12.212. Fault tree analysis, which is essentially a graphical communi­cation tool based on Boolian algebra, is a key ingredient of reliability analysis and risk assessment. It has the value of identifying weak links in complex system interactions as well as providing insight into system be­havior. Since risk is determined by relating the system failure probability to consequences, fault tree analysis is the first stage of risk assessment.

12.213. A system fault tree is a logic diagram which depicts the com­ponent failure modes (or, in general, faults[26]) that combine to produce a failure of the system. First, an undesired event or failed state of a system is postulated; this is called the top event. The latter is then traced back, step by step, to identify the combinations of sequences of other events or failures that could lead to the top event. After proceeding through a number (often in the tens) of secondary stages, a set of primary failures is reached which can not (or need not) be traced further. In many cases, the failure of a complex system depends on the failures in several subsystems.
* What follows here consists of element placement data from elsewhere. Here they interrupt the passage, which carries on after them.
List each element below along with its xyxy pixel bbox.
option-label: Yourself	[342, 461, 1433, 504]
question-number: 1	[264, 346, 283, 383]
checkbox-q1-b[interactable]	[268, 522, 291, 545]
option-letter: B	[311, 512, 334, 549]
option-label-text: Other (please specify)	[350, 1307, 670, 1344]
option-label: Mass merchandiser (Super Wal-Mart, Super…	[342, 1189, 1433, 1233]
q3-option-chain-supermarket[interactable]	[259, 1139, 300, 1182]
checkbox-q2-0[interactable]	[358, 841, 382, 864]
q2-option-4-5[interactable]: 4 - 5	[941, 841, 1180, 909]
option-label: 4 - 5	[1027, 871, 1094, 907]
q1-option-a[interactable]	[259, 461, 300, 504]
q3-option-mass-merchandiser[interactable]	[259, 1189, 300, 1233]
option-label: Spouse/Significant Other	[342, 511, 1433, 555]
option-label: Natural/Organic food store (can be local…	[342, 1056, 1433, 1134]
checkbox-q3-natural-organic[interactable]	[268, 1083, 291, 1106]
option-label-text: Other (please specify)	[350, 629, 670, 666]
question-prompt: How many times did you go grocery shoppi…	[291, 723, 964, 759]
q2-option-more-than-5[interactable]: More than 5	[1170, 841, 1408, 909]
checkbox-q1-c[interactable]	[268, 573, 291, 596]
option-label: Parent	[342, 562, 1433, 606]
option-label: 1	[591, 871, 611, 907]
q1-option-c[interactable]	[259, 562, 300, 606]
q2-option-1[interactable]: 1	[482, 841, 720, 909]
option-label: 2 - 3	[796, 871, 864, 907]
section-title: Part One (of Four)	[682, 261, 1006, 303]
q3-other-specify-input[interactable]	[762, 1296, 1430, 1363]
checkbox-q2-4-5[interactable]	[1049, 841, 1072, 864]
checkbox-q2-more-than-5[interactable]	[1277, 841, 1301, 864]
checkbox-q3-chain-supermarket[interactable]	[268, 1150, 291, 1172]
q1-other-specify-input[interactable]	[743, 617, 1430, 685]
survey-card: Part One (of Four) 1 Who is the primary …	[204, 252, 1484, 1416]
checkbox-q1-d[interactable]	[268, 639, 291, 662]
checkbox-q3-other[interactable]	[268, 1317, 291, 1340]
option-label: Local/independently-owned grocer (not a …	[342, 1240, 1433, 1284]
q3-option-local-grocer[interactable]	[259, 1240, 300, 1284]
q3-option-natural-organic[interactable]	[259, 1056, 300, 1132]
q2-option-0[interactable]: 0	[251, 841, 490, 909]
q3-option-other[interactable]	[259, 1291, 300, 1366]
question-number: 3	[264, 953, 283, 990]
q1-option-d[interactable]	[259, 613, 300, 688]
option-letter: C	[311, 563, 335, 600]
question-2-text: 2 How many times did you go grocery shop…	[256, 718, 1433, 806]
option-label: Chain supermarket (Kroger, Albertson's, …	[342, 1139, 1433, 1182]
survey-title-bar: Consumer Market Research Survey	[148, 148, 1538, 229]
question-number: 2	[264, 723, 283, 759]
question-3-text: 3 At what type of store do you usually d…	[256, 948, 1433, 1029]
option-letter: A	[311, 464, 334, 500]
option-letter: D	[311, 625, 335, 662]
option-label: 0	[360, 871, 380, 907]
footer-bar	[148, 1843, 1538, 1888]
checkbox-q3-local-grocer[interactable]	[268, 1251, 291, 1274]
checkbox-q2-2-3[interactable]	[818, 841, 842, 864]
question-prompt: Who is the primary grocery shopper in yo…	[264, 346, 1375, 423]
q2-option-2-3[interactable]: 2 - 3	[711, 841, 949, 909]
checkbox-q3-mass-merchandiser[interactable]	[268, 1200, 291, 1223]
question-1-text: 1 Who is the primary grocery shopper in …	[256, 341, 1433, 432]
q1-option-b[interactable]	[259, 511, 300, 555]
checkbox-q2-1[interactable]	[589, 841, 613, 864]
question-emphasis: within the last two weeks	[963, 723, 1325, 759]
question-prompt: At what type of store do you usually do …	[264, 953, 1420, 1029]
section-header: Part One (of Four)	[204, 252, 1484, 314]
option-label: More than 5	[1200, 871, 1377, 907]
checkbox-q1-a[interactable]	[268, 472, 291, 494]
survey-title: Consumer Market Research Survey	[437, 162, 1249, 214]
Fault trees for the latter can then be analyzed separately, and the results provide part of the “primary” input to the system fault tree.
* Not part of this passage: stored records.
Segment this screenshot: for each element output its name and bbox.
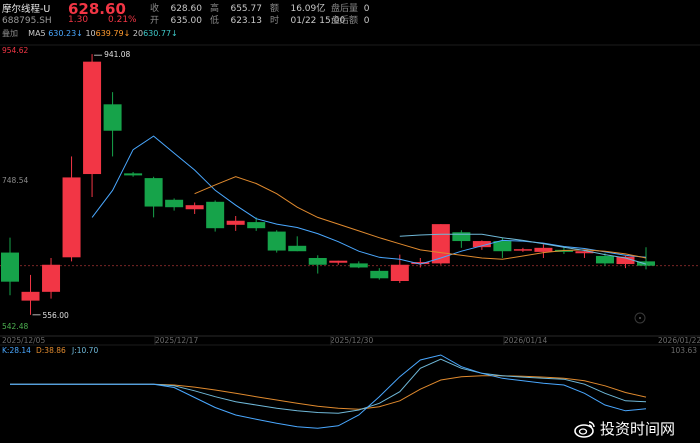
kdj-j-line (10, 354, 647, 429)
candle-down (247, 222, 266, 229)
candle-up (185, 205, 204, 210)
candle-up (329, 260, 348, 263)
candle-up (390, 264, 409, 281)
kdj-d-label: D:38.86 (36, 346, 66, 355)
weibo-icon (574, 420, 595, 438)
ma10-line (194, 176, 647, 260)
candle-up (83, 61, 102, 175)
x-tick-label: 2026/01/22 (658, 336, 700, 345)
kdj-k-label: K:28.14 (2, 346, 31, 355)
candle-down (103, 104, 122, 131)
candle-down (370, 270, 389, 279)
candle-down (288, 245, 307, 252)
candle-up (62, 177, 81, 258)
candle-down (452, 232, 471, 242)
candle-up (226, 220, 245, 225)
candle-up (21, 291, 40, 301)
candle-down (206, 201, 225, 229)
candle-down (124, 173, 143, 176)
high-annotation: 941.08 (104, 50, 130, 59)
kdj-k-line (10, 358, 647, 414)
kdj-axis-label: 103.63 (671, 346, 697, 355)
kline-chart: 954.62 748.54 542.48 941.08 556.00 2025/12/05… (0, 44, 700, 429)
x-tick-label: 2026/01/14 (504, 336, 547, 345)
candle-down (1, 252, 19, 282)
low-annotation: 556.00 (43, 311, 69, 320)
watermark: 投资时间网 (574, 418, 675, 439)
x-tick-label: 2025/12/17 (155, 336, 198, 345)
candle-down (165, 199, 184, 208)
x-tick-label: 2025/12/30 (330, 336, 373, 345)
kdj-d-line (10, 375, 647, 410)
candle-up (534, 247, 553, 252)
candle-down (493, 241, 512, 252)
y-axis-mid-label: 748.54 (2, 176, 28, 185)
candle-down (349, 263, 368, 268)
candle-up (42, 264, 61, 292)
kdj-j-label: J:10.70 (71, 346, 98, 355)
candle-down (267, 231, 286, 251)
x-tick-label: 2025/12/05 (2, 336, 45, 345)
y-axis-min-label: 542.48 (2, 322, 28, 331)
candle-down (144, 178, 163, 207)
chart-settings-icon-dot (639, 317, 641, 319)
candle-down (595, 255, 614, 264)
watermark-text: 投资时间网 (600, 420, 676, 438)
candle-up (513, 249, 532, 251)
candle-down (308, 257, 327, 265)
y-axis-max-label: 954.62 (2, 46, 28, 55)
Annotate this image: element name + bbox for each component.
12.214. The first few stages of a fault tree are shown in Fig. 12.16, for which the top event is an insufficient flow of water from the spray intended to cool the containment atmosphere of a PWR. There are two redundant systems, A and B, either of which alone is capable of providing the nec­essary cooling. Hence, both systems must fail in order for the top event to occur; this is indicated by the AND logic gate, with a rounded top, relating the second level events to the undesired (top) event. The most immediate cause of the failure of the spray system would be insufficient water to the header to which the spray nozzles are attached; hence, this is regarded as the second level of the fault tree.

12.215. The third level identifies four different faults, each of which is sufficient to cause the second level event. The third level is therefore related to the second level by an OR gate, with a pointed top. Events within circles or diamonds need not be developed further. A circle indicates the failure of a component for which the probability of occurrence is available or can be determined. An event in a diamond is a fault, in its general sense, which is not developed either because of its minor significance or because of lack of information. An event within a rectangle in a fault tree is one that must

be traced down to a lower level (or levels). Levels beyond the third are not shown in Fig. 12.16, although they have been traced in some instances through more than 20 stages.
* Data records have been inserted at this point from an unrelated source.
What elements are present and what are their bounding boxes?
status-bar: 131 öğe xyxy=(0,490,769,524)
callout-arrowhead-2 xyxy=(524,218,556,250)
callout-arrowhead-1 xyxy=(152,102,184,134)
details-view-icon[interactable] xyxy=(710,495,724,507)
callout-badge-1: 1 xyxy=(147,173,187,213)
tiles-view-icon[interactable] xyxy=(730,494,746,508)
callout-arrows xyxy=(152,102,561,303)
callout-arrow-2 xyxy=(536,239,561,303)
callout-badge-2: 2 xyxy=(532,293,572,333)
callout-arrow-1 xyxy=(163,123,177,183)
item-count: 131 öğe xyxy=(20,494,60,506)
12.216. Fault tree analysis has both qualitative and quantitative aspects. From the qualitative standpoint, the analysis can often identify a critical subsystem or component where a failure could have a marked influence on the failure of the entire system. Similarly, in a complex network, one event path may be found to have a controlling effect on the total failure. In these circumstances, it would be desirable to introduce redundant elements.